During the prosperous wool-manufacturing era, the wealthy merchants were moving from the city in search of grander properties to areas such as Catton. One such person was Jeremiah Ives, twice Mayor of Norwich and wealthy wool merchant. Guided by the architect William Wilkins, he built Catton Hall in 1780 and it was later landscaped, following designs by Humphrey Repton.
St Margaret’s Church has been at the heart of Catton since the 14th century, although parts date from the 19th century when considerable building work was undertaken.

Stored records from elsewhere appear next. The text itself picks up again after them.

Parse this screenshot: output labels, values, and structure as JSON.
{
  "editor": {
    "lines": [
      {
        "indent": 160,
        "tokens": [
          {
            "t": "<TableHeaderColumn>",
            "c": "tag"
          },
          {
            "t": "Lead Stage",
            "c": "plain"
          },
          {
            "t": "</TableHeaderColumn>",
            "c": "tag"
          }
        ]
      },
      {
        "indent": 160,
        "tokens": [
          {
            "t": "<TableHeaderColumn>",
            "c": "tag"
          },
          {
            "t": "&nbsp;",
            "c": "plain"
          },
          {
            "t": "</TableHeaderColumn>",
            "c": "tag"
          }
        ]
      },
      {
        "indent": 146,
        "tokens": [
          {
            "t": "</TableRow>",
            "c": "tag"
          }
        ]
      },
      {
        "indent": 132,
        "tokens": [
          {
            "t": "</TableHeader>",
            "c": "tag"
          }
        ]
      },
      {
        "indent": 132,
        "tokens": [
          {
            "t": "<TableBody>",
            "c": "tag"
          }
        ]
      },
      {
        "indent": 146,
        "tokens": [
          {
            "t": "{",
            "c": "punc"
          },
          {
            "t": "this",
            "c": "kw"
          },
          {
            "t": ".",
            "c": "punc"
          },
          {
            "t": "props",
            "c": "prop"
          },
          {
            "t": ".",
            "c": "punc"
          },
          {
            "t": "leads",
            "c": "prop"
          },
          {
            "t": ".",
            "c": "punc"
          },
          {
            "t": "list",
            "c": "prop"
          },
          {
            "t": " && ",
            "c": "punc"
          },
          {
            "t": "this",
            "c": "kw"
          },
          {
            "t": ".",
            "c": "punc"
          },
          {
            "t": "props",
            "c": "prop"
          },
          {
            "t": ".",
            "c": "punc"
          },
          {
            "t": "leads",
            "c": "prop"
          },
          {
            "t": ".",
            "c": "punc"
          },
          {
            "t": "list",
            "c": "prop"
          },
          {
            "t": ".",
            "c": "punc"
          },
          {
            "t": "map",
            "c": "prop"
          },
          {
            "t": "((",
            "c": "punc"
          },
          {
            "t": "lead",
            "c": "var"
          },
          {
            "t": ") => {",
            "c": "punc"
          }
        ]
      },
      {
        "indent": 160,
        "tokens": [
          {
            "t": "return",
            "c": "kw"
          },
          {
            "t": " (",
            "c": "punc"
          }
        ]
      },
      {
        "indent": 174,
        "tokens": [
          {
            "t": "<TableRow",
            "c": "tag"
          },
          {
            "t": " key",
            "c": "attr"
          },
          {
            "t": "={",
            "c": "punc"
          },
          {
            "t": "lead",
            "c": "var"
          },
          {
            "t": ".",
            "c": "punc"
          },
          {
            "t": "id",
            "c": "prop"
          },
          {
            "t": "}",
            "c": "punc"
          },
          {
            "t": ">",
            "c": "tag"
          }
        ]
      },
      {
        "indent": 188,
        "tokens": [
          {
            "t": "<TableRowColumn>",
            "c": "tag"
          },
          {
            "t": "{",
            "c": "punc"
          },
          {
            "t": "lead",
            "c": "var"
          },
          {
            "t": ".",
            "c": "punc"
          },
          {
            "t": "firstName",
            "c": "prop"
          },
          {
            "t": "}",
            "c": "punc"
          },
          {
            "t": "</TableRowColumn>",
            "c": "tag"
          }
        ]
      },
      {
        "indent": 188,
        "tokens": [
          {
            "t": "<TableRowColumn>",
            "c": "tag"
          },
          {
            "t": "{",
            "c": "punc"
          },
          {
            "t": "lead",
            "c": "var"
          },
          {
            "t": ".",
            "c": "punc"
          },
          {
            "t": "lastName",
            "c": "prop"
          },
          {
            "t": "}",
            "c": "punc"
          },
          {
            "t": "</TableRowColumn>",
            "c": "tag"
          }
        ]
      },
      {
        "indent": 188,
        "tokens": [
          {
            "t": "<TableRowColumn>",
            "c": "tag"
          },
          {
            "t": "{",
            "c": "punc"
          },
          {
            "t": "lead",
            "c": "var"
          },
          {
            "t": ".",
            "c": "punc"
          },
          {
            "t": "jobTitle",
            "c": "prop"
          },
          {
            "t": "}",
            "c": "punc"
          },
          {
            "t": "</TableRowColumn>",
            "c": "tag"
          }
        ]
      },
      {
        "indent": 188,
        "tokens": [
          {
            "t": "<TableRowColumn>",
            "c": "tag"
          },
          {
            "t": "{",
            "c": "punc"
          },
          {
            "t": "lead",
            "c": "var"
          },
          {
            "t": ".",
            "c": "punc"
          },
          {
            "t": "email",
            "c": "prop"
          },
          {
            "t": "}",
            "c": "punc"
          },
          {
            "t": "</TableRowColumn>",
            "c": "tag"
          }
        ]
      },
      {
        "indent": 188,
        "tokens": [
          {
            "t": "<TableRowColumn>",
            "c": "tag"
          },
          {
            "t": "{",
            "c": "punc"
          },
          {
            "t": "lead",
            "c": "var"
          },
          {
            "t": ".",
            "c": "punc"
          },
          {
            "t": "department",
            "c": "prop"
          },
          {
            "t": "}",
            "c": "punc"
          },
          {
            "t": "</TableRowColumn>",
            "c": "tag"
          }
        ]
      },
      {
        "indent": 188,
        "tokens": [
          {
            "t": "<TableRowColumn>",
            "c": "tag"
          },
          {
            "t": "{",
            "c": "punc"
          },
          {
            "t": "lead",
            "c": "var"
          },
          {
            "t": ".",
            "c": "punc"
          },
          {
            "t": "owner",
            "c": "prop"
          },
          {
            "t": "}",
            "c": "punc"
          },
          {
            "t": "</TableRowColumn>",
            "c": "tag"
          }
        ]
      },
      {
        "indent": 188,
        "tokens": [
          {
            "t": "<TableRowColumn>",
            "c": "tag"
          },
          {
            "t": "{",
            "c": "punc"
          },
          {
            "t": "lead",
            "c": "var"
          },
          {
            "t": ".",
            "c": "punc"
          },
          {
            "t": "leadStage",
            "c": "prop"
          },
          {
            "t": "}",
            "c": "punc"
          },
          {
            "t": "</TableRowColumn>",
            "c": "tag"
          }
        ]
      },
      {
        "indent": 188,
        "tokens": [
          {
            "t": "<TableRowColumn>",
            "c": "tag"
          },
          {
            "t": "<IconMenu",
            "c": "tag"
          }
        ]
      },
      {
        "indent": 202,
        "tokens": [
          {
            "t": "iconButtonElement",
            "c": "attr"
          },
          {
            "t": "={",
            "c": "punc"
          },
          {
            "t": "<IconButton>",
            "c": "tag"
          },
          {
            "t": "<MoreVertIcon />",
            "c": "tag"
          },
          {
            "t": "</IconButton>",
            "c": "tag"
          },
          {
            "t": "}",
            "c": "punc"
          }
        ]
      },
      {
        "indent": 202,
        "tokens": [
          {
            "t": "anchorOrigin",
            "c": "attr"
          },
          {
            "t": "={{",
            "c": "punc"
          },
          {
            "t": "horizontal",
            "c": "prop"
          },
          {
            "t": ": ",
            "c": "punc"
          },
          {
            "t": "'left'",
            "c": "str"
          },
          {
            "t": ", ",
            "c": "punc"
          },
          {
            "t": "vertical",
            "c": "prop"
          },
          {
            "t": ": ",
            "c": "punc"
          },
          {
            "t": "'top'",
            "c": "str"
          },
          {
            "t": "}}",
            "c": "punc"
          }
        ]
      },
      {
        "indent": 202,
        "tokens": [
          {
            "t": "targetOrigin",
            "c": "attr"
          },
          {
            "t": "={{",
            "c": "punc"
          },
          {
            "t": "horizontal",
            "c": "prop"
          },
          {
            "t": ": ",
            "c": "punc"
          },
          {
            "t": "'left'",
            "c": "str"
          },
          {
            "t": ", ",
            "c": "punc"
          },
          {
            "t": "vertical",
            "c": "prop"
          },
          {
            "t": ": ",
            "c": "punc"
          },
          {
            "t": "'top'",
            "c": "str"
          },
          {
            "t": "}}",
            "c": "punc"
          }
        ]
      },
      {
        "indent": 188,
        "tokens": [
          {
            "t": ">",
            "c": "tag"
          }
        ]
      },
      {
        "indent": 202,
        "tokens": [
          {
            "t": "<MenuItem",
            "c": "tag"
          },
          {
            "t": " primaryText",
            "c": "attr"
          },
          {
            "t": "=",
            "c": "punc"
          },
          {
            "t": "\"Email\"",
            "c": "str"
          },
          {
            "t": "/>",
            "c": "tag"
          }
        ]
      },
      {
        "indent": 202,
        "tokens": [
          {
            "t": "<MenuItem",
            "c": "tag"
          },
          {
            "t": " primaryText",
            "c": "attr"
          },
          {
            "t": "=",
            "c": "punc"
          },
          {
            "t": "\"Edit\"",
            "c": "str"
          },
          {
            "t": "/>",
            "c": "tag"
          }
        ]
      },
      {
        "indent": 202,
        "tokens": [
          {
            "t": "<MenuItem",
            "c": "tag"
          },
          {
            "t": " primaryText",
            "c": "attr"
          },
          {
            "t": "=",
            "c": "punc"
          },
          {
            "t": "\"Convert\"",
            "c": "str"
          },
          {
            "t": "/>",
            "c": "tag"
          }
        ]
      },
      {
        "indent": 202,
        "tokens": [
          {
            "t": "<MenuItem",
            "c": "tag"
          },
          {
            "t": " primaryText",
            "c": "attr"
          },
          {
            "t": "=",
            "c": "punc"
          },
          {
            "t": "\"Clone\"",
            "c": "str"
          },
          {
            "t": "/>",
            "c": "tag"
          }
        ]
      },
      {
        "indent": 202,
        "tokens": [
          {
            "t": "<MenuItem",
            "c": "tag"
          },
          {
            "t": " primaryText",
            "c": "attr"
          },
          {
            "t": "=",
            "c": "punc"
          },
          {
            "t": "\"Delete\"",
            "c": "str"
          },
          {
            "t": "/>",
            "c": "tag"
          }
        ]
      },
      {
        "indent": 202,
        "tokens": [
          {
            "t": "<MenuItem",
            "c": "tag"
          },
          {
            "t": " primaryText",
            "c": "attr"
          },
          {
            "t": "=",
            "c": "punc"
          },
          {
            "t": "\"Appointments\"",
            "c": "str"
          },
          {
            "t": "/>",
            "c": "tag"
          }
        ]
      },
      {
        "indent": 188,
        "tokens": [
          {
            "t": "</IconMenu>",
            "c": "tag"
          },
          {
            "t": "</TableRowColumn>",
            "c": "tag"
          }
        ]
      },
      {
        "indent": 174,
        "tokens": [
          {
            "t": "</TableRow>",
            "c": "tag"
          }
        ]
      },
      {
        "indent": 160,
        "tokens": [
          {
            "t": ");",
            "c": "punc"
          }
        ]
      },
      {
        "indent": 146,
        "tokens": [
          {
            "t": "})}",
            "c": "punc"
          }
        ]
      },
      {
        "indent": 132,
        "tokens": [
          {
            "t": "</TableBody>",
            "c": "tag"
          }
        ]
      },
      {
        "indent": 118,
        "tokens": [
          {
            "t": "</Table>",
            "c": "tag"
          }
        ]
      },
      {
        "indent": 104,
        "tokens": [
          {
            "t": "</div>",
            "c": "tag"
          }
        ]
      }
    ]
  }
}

It wasn’t until 1979 that St Margaret’s gained a proper church hall, thanks to the fundraising of local groups and individuals.
Like all parts of Norwich, Catton’s population has grown considerably over the years. In 1911 it was recorded as 634 but by the 2011 Census its population had increased to 6,108.
Due to its proximity to Norwich, Catton is a popular residential area with good amenities including schools, medical practice, veterinary surgery, dental surgery and other privately-owned businesses. There are two public houses and excellent recreation grounds with good facilities. There are a number of sporting activities, clubs and societies in Catton, to suit a wide range of interests.
Notable residents from Catton include Anna Sewell, author of Black Beauty, Sir Standish Hartstonge, 1st Baronet, judge and founder of a prominent Irish political dynasty and snooker player, Barry Pinches.